Toutes lesquelles besognes faites par ledit Robin ainsi que dessus est dit, ont été bien et justement évaluées, à XXVIII francs d’or ; toutes lesquelles besognes je témoigne et certifie avoir été ainsi faites, comme dessus est, et tout par marché fait par moi audit pris avec ledit Robin, et icelles besognes sont bien et dument faites.

 

Escript sous mon scel duquel je use, le XXVIIème jour de décembre l’an MCCCLXXV ».

 

- Rien à retrancher ?

- Non.

- Rien à ajouter ?

- Pas davantage.

- Ainsi donc, au mieux compté, voici vos XXVIII francs d’or.

- Merci.

- Maintenant que nos comptes sont nets, sortons de cette loge voulez-vous et me faîtes les honneurs de votre travail.

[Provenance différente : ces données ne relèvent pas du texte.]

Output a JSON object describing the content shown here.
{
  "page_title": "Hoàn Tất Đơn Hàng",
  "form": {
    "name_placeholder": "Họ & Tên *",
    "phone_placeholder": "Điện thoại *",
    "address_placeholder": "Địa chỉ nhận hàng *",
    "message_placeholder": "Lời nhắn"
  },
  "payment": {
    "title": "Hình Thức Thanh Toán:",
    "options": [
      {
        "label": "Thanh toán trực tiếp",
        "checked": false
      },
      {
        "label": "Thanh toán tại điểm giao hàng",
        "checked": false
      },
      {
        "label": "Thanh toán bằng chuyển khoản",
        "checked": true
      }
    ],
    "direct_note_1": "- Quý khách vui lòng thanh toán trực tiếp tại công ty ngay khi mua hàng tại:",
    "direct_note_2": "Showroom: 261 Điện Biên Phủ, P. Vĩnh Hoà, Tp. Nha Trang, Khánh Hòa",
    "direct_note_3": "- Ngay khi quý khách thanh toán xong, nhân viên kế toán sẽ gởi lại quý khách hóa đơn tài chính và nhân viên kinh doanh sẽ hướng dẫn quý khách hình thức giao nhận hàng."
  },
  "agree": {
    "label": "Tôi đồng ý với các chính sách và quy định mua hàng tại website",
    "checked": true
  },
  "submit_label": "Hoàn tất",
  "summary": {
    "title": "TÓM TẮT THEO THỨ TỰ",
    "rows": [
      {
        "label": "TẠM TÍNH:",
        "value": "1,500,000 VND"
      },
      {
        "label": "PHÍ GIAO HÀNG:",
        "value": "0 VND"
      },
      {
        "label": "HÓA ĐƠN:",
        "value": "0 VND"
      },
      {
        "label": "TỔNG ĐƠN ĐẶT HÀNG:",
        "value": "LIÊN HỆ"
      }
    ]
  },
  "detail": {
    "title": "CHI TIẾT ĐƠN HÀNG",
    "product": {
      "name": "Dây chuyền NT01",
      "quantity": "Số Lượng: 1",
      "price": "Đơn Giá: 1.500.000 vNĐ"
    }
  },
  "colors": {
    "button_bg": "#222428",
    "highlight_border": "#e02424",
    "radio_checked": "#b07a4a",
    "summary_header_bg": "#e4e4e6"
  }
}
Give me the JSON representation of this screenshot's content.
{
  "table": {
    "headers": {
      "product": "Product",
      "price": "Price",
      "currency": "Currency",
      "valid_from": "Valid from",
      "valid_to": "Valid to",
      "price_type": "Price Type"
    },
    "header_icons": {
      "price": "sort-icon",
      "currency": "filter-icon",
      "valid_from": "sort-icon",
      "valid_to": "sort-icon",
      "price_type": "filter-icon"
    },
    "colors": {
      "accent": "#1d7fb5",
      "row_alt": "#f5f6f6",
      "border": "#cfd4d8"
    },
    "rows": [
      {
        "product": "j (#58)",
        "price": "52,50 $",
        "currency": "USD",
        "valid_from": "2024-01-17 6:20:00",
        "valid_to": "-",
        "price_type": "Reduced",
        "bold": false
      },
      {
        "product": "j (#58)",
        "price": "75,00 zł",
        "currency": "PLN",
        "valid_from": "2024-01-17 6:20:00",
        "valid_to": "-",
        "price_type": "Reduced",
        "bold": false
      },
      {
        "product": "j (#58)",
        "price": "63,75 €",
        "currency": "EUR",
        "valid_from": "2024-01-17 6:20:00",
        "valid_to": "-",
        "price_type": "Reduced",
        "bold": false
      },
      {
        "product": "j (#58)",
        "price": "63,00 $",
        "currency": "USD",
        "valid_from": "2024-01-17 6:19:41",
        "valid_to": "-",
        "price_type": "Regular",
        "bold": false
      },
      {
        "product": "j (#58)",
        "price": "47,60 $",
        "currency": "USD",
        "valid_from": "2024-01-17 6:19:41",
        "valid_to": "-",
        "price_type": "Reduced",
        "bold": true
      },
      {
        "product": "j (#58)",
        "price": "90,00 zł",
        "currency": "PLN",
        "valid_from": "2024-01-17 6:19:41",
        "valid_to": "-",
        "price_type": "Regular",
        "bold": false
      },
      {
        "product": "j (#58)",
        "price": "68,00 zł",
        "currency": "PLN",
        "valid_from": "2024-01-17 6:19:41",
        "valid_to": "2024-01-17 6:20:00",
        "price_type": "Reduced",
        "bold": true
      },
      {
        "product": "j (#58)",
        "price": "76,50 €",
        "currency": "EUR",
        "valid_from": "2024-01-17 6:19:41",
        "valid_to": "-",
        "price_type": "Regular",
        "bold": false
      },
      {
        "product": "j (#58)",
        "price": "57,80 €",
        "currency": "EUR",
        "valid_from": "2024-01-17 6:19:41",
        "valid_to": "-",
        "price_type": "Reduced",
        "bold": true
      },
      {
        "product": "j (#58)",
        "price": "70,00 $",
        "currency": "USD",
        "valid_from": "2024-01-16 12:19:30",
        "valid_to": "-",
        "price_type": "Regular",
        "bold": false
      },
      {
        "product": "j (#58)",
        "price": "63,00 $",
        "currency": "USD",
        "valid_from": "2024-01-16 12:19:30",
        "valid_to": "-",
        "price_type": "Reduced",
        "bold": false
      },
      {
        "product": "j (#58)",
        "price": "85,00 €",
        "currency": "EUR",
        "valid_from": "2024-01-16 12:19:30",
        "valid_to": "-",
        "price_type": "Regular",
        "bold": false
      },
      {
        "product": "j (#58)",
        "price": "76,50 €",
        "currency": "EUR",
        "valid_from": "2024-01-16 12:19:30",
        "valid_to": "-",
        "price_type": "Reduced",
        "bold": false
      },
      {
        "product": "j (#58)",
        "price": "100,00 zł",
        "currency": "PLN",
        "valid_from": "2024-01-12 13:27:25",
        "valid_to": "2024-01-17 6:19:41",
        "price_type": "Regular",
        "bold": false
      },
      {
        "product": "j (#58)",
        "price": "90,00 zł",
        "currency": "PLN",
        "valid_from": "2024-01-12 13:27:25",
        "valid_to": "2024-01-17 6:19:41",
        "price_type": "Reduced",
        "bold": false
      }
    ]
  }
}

- Un bien piètre ouvrage en vérité, que celui qui consiste à rendre son lustre à un si auguste et magnifique édifice. Adieu vat, Maître Jean, j’accède sans mélange à votre requête.

- Décèlerais-je une pointe de jalousie ? Dans la bouche de mon sculpteur le plus habile, cela ne laisse pas que de m’étonner.

- De la jalousie… Non. Une pointe d’envie seulement devant l’imagination, l’art, la finesse, la précision et la maîtrise du geste chez les tailleurs de pierre qui nous ont précédés. Constatez par exemple, combien plus de deux cents ans après leur réalisation, ces sculptures nous fascinent encore. Plus encore qu’un discours, il convient que je vous montre ce qui produit chez-moi cette grande admiration pour le travail de mes pairs. Venez ça maître Jean. Avançons jusqu’au parvis occidental.

-  Eh bien ?

-  A mesure que je travaille à son entretien, je ne cesse d’entrevoir de plus grandes choses. Quelle que soit la partie sur laquelle on s’attarde,  on prend conscience que ce qui sous-tend la construction d’un tel édifice, ce sont deux éléments que l’esprit humain peut certes concevoir ; mais sur lesquels il ne peut ni ne pourra jamais intervenir, parce qu’ils n’appartiennent qu’à l’Eternel.

- Quels sont ces éléments ?

- Pour les vitraux : la lumière, source unique de tout bien et de toute perfection ; pour le temps : la pierre.

- Je ne vous suis pas maître Robin. La pierre ne s’érode-t-elle pas avec le temps ?

- Si fait, si fait. Mais nous pouvons toujours ré intervenir dessus : la nettoyer, la polir, la rénover.

- Ce que vous fîtes, le mois passé.

- Oui mais… Somme toute, ce n’est pas grand labeur. J’aurais aimé faire quelque chose de grand : inventer, concevoir, édifier de belles sculptures.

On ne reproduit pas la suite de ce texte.